FESTIVAL “SO FAR SO CLOSE”
Di Stefano: “sistema coreografico di performers”; Dinamismo e movimento ipnotico per la compagnia MK
Corpi che si sfiorano senza mai toccarsi, ma in grado di generare un campo energetico molto intenso, dando vita a un rituale collettivo che ha assorbito linguaggi e tendenze artistiche differenti. E’ Bermudas pluripremiato spettacolo di danza che ha ricevuto nel 2018 il premio Danza&Danza come miglior produzione italiana e nel 2019 il premio Ubu come miglior spettacolo di danza, portato in scena a Matera sabato sera dalla compagnia MK, nella Galleria del Centro Commerciale Il Circo per l’ultimo appuntamento con il Festival di arti performative “So Far So Close. Esercizi di vicinanza” prodotto dalla Fondazione Matera Basilicata 2019, con la collaborazione artistica di Silvia Bottiroli e Cristina Ventrucci, in partenariato con Apt Basilicata e ASM Matera e il patrocinio dei Comuni di Matera, Montescaglioso, Venosa, San Mauro Forte, Cirigliano, Latronico, San Severino Lucano.
Un lavoro complesso, dinamico, ipnotico, magnetico, che ha visto in scena sette eccezionali performers che, con movimenti fluidi e veloci sono stati capaci di trascinare gli spettatori nel ritmo ossessivo di un sistema coreografico studiato nei minimi dettagli, in cui nulla è lasciato al caso e all’improvvisazione. Ideatore del lavoro ispirato alle teorie del caos, il coreografo e danzatore Michele Di Stefano, Leone d’Argento alla Biennale di Venezia, tornato a Matera con un lavoro che, attraverso la danza, permette di costruire uno spazio sempre accessibile a qualunque nuovo ingresso, riuscendo a portare la danza nell’ambiente circostante.

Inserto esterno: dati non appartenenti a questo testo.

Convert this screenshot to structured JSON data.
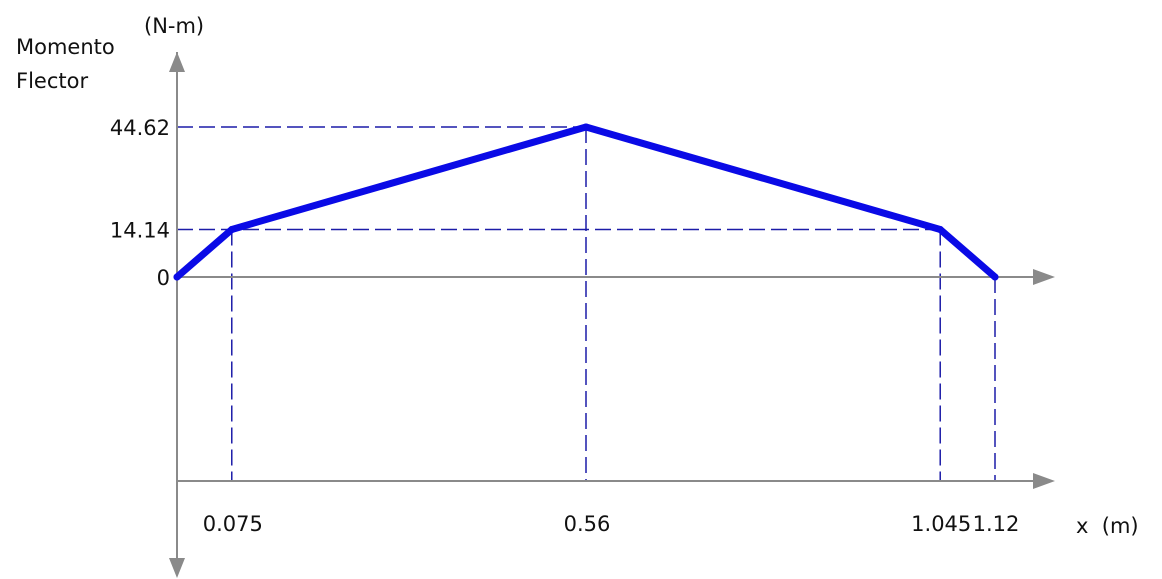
{
  "chart_data": {
    "type": "line",
    "ylabel": "Momento\nFlector",
    "yunit": "(N-m)",
    "xlabel": "x  (m)",
    "x_ticks": [
      "0.075",
      "0.56",
      "1.045",
      "1.12"
    ],
    "y_ticks": [
      "44.62",
      "14.14",
      "0"
    ],
    "series": [
      {
        "x": [
          0,
          0.075,
          0.56,
          1.045,
          1.12
        ],
        "y": [
          0,
          14.14,
          44.62,
          14.14,
          0
        ]
      }
    ],
    "xlim": [
      0,
      1.12
    ],
    "ylim": [
      0,
      44.62
    ],
    "colors": {
      "line": "#0a0ae6",
      "guide": "#1c1ca8",
      "axis": "#8a8a8a",
      "text": "#111111"
    }
  }
}
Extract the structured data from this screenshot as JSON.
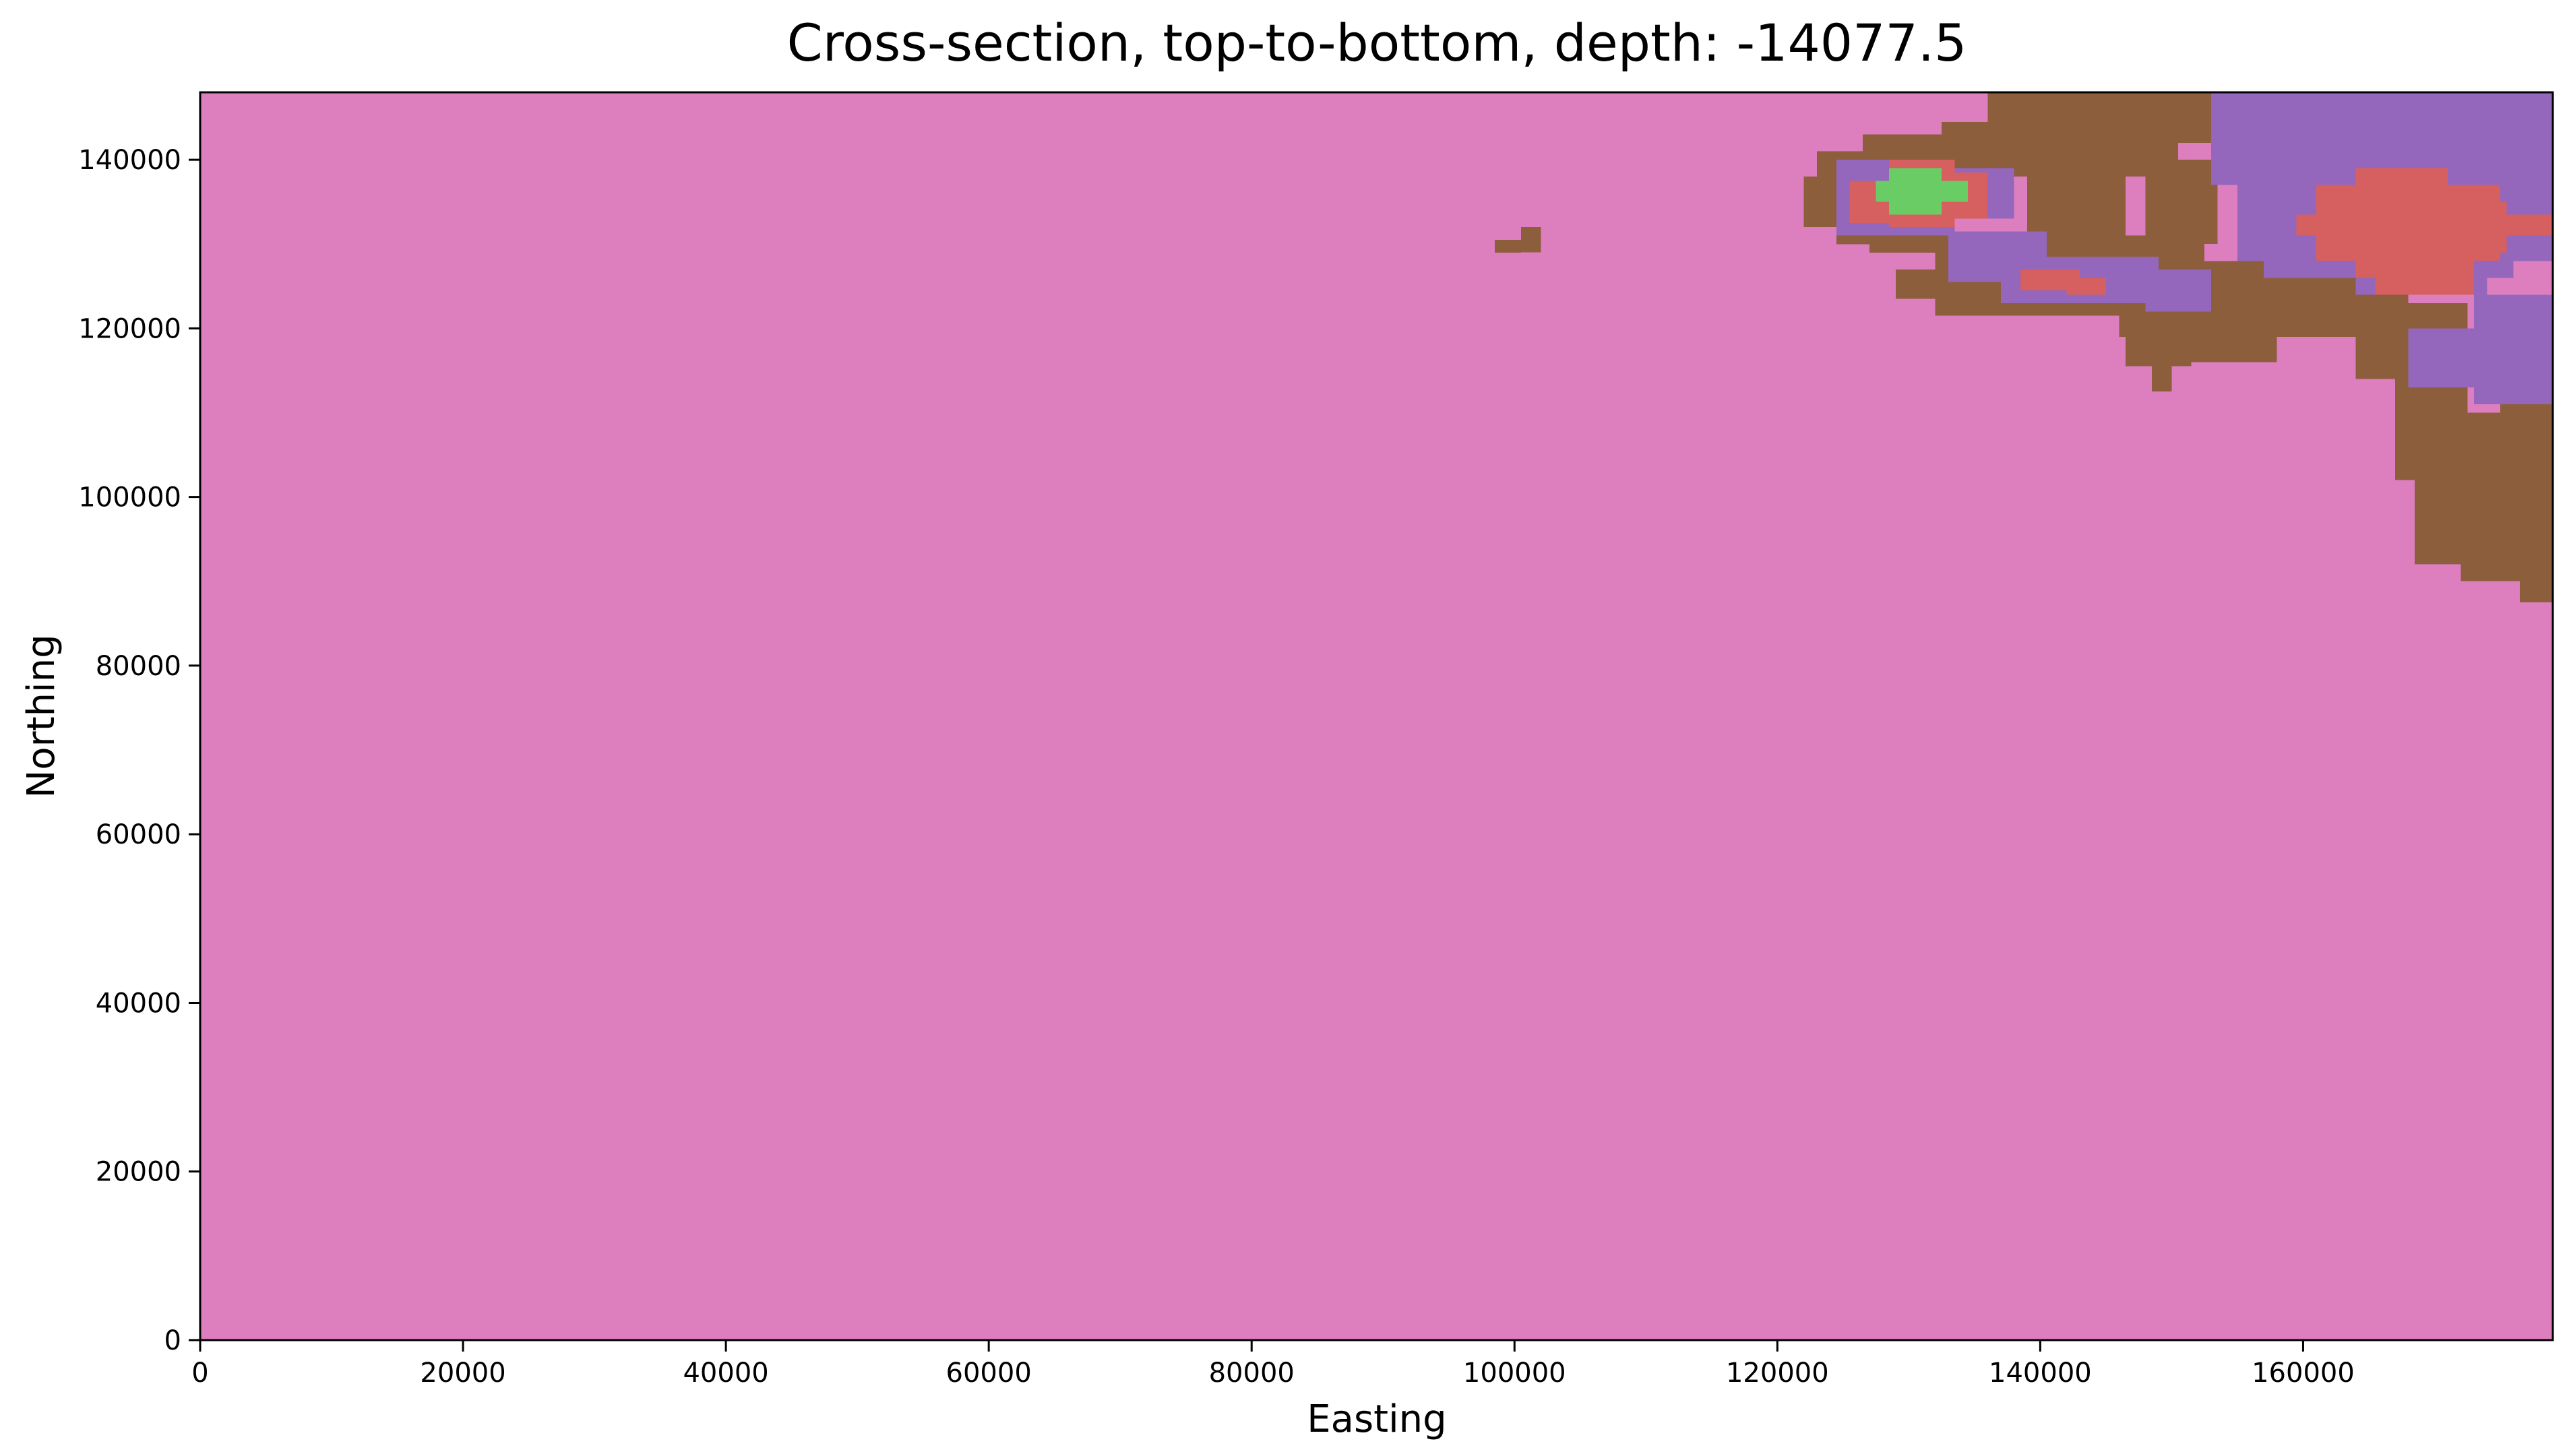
{
  "chart_data": {
    "type": "heatmap",
    "title": "Cross-section, top-to-bottom, depth: -14077.5",
    "xlabel": "Easting",
    "ylabel": "Northing",
    "xlim": [
      0,
      179000
    ],
    "ylim": [
      0,
      148000
    ],
    "grid": false,
    "legend": "none",
    "x_ticks": [
      0,
      20000,
      40000,
      60000,
      80000,
      100000,
      120000,
      140000,
      160000
    ],
    "y_ticks": [
      0,
      20000,
      40000,
      60000,
      80000,
      100000,
      120000,
      140000
    ],
    "x_tick_labels": [
      "0",
      "20000",
      "40000",
      "60000",
      "80000",
      "100000",
      "120000",
      "140000",
      "160000"
    ],
    "y_tick_labels": [
      "0",
      "20000",
      "40000",
      "60000",
      "80000",
      "100000",
      "120000",
      "140000"
    ],
    "background_color": "#dd7fbf",
    "units": [
      {
        "color": "#8c5e3c",
        "regions": [
          [
            98500,
            129000,
            100500,
            130500
          ],
          [
            100500,
            129000,
            102000,
            132000
          ],
          [
            122000,
            132000,
            124500,
            138000
          ],
          [
            124500,
            130000,
            127000,
            134000
          ],
          [
            123000,
            137000,
            126500,
            141000
          ],
          [
            126500,
            140000,
            136000,
            143000
          ],
          [
            134000,
            134000,
            136500,
            140000
          ],
          [
            127000,
            129000,
            139500,
            131500
          ],
          [
            132000,
            121500,
            138000,
            129000
          ],
          [
            129000,
            123500,
            132000,
            127000
          ],
          [
            132500,
            138000,
            139000,
            144500
          ],
          [
            136000,
            142000,
            153500,
            148000
          ],
          [
            139000,
            131000,
            146500,
            142500
          ],
          [
            144000,
            138000,
            150500,
            146000
          ],
          [
            148000,
            130000,
            153500,
            140000
          ],
          [
            137000,
            127000,
            152500,
            131000
          ],
          [
            136000,
            121500,
            148000,
            125000
          ],
          [
            146000,
            119000,
            153500,
            127000
          ],
          [
            146500,
            115500,
            151500,
            121000
          ],
          [
            148500,
            112500,
            150000,
            117000
          ],
          [
            150000,
            116000,
            158000,
            121000
          ],
          [
            152000,
            120000,
            166000,
            128000
          ],
          [
            158000,
            119000,
            164000,
            124000
          ],
          [
            164000,
            114000,
            168000,
            124000
          ],
          [
            167000,
            108000,
            172500,
            123000
          ],
          [
            170000,
            116000,
            175500,
            120000
          ],
          [
            175000,
            100000,
            179000,
            116000
          ],
          [
            167000,
            102000,
            170000,
            108000
          ],
          [
            168500,
            92000,
            175000,
            110000
          ],
          [
            172000,
            90000,
            177500,
            108000
          ],
          [
            176500,
            87500,
            179000,
            104000
          ]
        ]
      },
      {
        "color": "#9467bd",
        "regions": [
          [
            124500,
            131000,
            133500,
            140000
          ],
          [
            125000,
            133000,
            138000,
            139000
          ],
          [
            133000,
            125500,
            140500,
            131500
          ],
          [
            137000,
            123000,
            149000,
            128500
          ],
          [
            140000,
            123000,
            151500,
            126000
          ],
          [
            148000,
            122000,
            153000,
            127000
          ],
          [
            153000,
            137000,
            179000,
            148000
          ],
          [
            155000,
            128000,
            179000,
            144000
          ],
          [
            157000,
            126000,
            176000,
            130000
          ],
          [
            164000,
            124000,
            174000,
            128000
          ],
          [
            168000,
            113000,
            179000,
            120000
          ],
          [
            173000,
            111000,
            179000,
            124000
          ]
        ]
      },
      {
        "color": "#d65f5f",
        "regions": [
          [
            125500,
            132500,
            128500,
            137500
          ],
          [
            128500,
            132000,
            133500,
            140000
          ],
          [
            131000,
            133000,
            136000,
            138500
          ],
          [
            138500,
            124500,
            143000,
            127000
          ],
          [
            142000,
            124000,
            145000,
            126000
          ],
          [
            159500,
            131000,
            180000,
            133500
          ],
          [
            161000,
            128000,
            175000,
            137000
          ],
          [
            164000,
            126000,
            171000,
            139000
          ],
          [
            168500,
            129000,
            175500,
            135000
          ],
          [
            165500,
            124000,
            173000,
            128500
          ]
        ]
      },
      {
        "color": "#6acc64",
        "regions": [
          [
            127500,
            135000,
            134500,
            137500
          ],
          [
            128500,
            133500,
            132500,
            139000
          ]
        ]
      }
    ]
  }
}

“Il lavoro- ha spiegato Di Stefano– è un sistema coreografico lavorato su un cast di 13 performers ma ogni volta in scena ce ne sono sette, proprio perché con questo principio di rotazione si crea una sorta di instabilità degli elementi che vengono messi in campo. E’ uno spettacolo di pura danza, di puro movimento, che va avanti accelerando in maniera consistente la sua velocità ed è costruito su regole molto semplici, su quattro gesti base che definiscono la posizione, l’atteggiamento, la postura del corpo nello spazio. Questi gesti combinati in maniera personale da ogni singolo performer, formano un linguaggio che per esistere deve cogliere il linguaggio che gli sta accanto. Non è basato sull’improvvisazione, anzi, al contrario, su una ferrea regola di valutazione delle circostanze in cui il corpo si muove e per questo richiede una grossa concentrazione da parte dei danzatori, e di rinuncia al disegno della figura per permettere all’organismo generale di evolversi. E’ uno spettacolo che parla moltissimo al pubblico e siamo già a un numero molto consistente di repliche. Avevamo pensato di presentare al pubblico la versione estesa dello spettacolo, Bermudas Forever, della durata di 3 ore e che prevedeva il coinvolgimento del pubblico ma in questo periodo eccezionale, in cui è necessario il distanziamento, abbiamo dovuto ridimensionare”– afferma il coreografo.
Il coreografo Di Stefano è tornato a Matera dopo aver curato lo scorso anno la sezione “Giacimenta” del progetto Petrolio. Uomo e natura nell’era dell’Antropocene co-prodotto da Associazione Basilicata 1799 e Fondazione Matera-Basilicata 2019.
“Sono molto legato a Matera e sono affascinato dal perimetro di questa città, da questa dimensione di un confine dissolto che parla alla città e rende molto speciale l’intrico che c’è. A Matera – aggiunge- riconosco una raffinatezza intellettuale tipica della provincia italiana, luoghi che sono grossi focolai di creatività ma che sembrano fermi rispetto ai circuiti e ai cicli di produzione culturale; in realtà è proprio quel tipo di passo diverso che permette una evoluzione della creatività e della fantasia su un’altra velocità e questo per me Matera l’ha sempre dimostrato”.
Creative e sperimentali sono state anche le soluzioni ideate dall’Open Design School per allestire uno spazio non convenzionale come la galleria di un centro commerciale, trasformato in un teatro in grado di ospitare spettacoli di arti performative, che sono ritornate così in uno dei quartieri periferici della città, in un nuovo esercizio di vicinanza fra spazi urbani.